Ist das Haus in die Jahre gekommen, stellt sich für jeden Hausherr die Frage der Gebäudesanierung. Eine Sanierung des Gebäudes ist mitunter sehr kostenintensiv. Aber für die Zukunft kann man viel Geld bei den Heizkosten einsparen und zusätzlich schont man noch die Umwelt.
Damit die finanzielle Last nicht zu groß wird, lohnt sich ein Blick auf die Förderprogramme der Bundesregierung. Zurzeit bietet die bundeseigene KfW, der Kreditanstalt für Wiederaufbau, zinsgünstige Kredit für Privatpersonen an. Die Regierung fördert Gebäudesanierungen um die Energieeffizienz der Gebäude zu steigern und um das ehrgeizige Klimaziel zu erreichen.
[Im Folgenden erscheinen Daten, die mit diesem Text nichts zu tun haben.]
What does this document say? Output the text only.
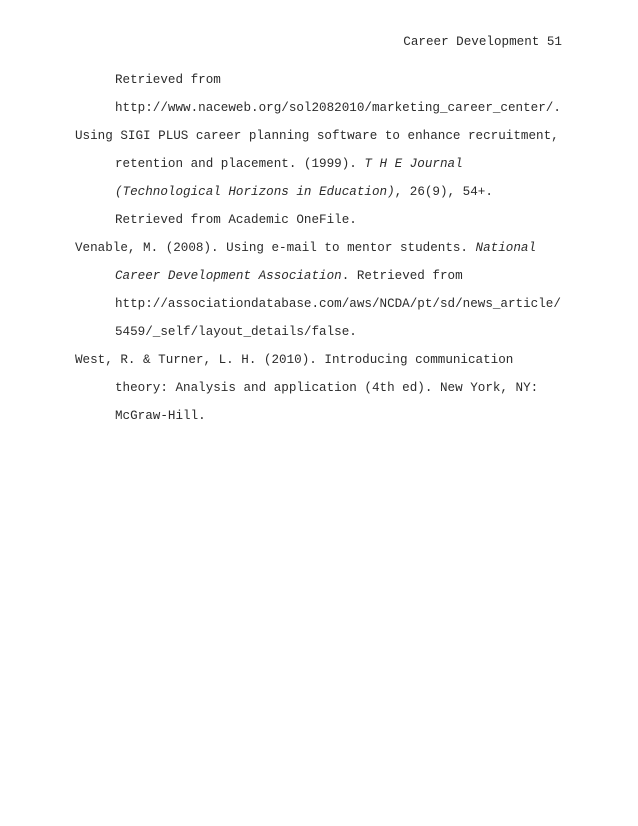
Career Development 51
Retrieved from
http://www.naceweb.org/sol2082010/marketing_career_center/.
Using SIGI PLUS career planning software to enhance recruitment,
retention and placement. (1999). T H E Journal
(Technological Horizons in Education), 26(9), 54+.
Retrieved from Academic OneFile.
Venable, M. (2008). Using e-mail to mentor students. National
Career Development Association. Retrieved from
http://associationdatabase.com/aws/NCDA/pt/sd/news_article/
5459/_self/layout_details/false.
West, R. & Turner, L. H. (2010). Introducing communication
theory: Analysis and application (4th ed). New York, NY:
McGraw-Hill.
Experten raten Gebäudebesitzer daher jetzt dazu ihre Gebäude zu sanieren. Noch nie waren die Förderprogramme zur Gebäudesanierung so verlockend. Die Förderung beschränkt sich dabei nicht nur auf die Sanierung aus energetischer Sicht. Auch der Austausch von Nachtstromspeicherheizungen oder Verbesserungen der Wärmeversorgung werden kräftig unterstützt. Die Förderprogramme lohnen sich sowohl für Privatpersonen als auch für geschäftliche Gebäudebesitzer.
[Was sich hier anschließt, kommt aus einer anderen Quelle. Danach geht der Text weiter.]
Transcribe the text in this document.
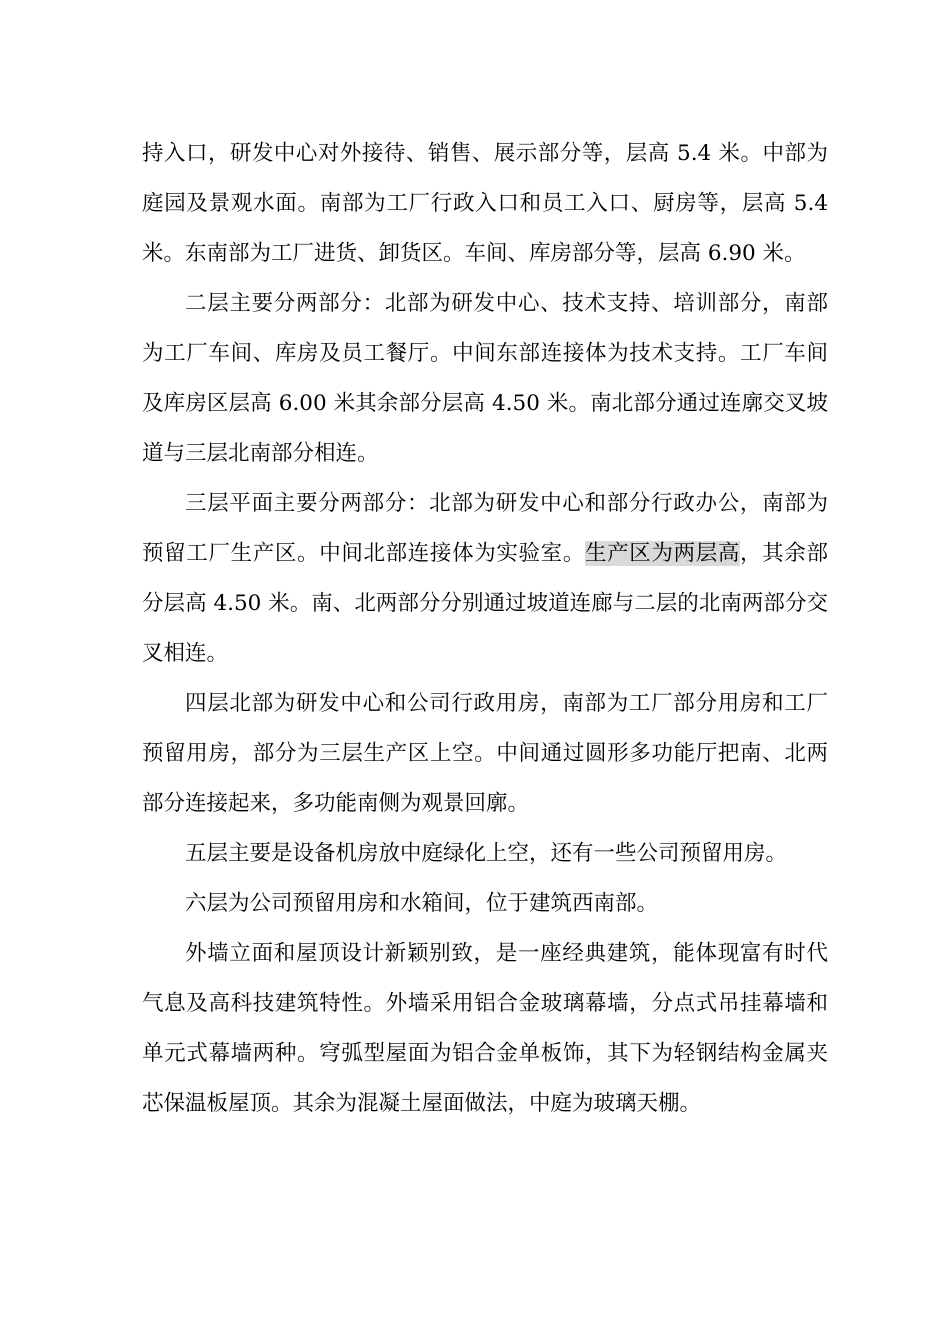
持入口，研发中心对外接待、销售、展示部分等，层高 5.4 米。中部为庭园及景观水面。南部为工厂行政入口和员工入口、厨房等，层高 5.4 米。东南部为工厂进货、卸货区。车间、库房部分等，层高 6.90 米。

二层主要分两部分：北部为研发中心、技术支持、培训部分，南部为工厂车间、库房及员工餐厅。中间东部连接体为技术支持。工厂车间及库房区层高 6.00 米其余部分层高 4.50 米。南北部分通过连廓交叉坡道与三层北南部分相连。

三层平面主要分两部分：北部为研发中心和部分行政办公，南部为预留工厂生产区。中间北部连接体为实验室。生产区为两层高，其余部分层高 4.50 米。南、北两部分分别通过坡道连廊与二层的北南两部分交叉相连。

四层北部为研发中心和公司行政用房，南部为工厂部分用房和工厂预留用房，部分为三层生产区上空。中间通过圆形多功能厅把南、北两部分连接起来，多功能南侧为观景回廓。

五层主要是设备机房放中庭绿化上空，还有一些公司预留用房。

六层为公司预留用房和水箱间，位于建筑西南部。

外墙立面和屋顶设计新颖别致，是一座经典建筑，能体现富有时代气息及高科技建筑特性。外墙采用铝合金玻璃幕墙，分点式吊挂幕墙和单元式幕墙两种。穹弧型屋面为铝合金单板饰，其下为轻钢结构金属夹芯保温板屋顶。其余为混凝土屋面做法，中庭为玻璃天棚。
Rund 40 % der Endenergie verbrauchen Nutzer für die Warmwasseraufbereitung und Raumwärme. Dadurch entstehen jährlich Kosten in Milliardenhöhe. Das Sparpotenzial erstreckt sich bei Gebäuden vom Keller bis in die Dachspitze. Neben der Modernisierung der Heizungsanlage lohnt es sich besonders da anzupacken wo die Energie verschwindet. Alte Fenster schließen oft nicht mehr richtig und lassen die Raumwärme nach außen verschwinden. Auch sind Dachböden oft schlecht isoliert. Unbewohnte Dachetagen lassen einen Großteil der Wärmeenergie an Außenwelt ab, da steckt in vielen Wohnungen ein riesiges Sparpotenzial. Ähnlich gilt für die Kellerdecken.
Durch effiziente Sanierung kann man die Nebenkosten drastisch senken und schont zudem die Umwelt.